FMCSC_BOUNDARY - By using setting 4, we create a half-harmonic potential defining the droplet's boundary that acts on all atoms within the system. Because of the size (see above), for this particular system this choice is not of importance (but this is clearly the exception rather than the rule).
FMCSC_SOFTWALL - For a half-harmonic boundary potential, this keyword sets the force constant, While this value cannot be exactly zero, it can be made arbitrarily small to minimize the impact of the boundary in cases where this would be undesirable. As discussed below, we will create a move set that keeps the polymer in the same place, and thus it is advisable to set a tiny value (1.0e-9) here.

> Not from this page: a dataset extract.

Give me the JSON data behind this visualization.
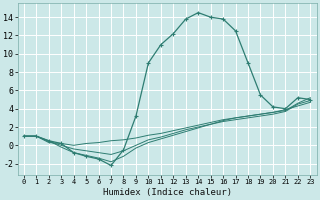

Note that a mismatch of the size of a periodic system relative to structural input, e.g., trajectory data being analyzed, can lead to errors that are difficult to understand at first.

Energy parameters

Look over the Hamiltonian section of the key-file. The specified values essentially correspond to the use of the ABSINTH implicit solvation model as published. You should not change them within the scope of this tutorial.
In general, Hamiltonian keywords consist of outside scaling factors that can assume any positive real number including zero (the latter disabling this term in the Hamiltonian), e.g., keyword FMCSC_SC_ATTLJ controls whether dispersive interactions assumed to be scaling with r^-6 act between nonbonded particles in the system.
The second class are dependent parameters that only matter for one or more specific terms in the Hamiltonian. These vary widely in their applicability, scope, and impact. For instance, FMCSC_SIGRULE can be used to set the combination rule for how to construct pairwise Lennard-Jones parameters σ_ij from terms σ_ii and σ_jj. Some of these keywords may be difficult to understand for someone not familiar with molecular force fields. In any case, we still strongly recommend reading the corresponding parts of the documentation.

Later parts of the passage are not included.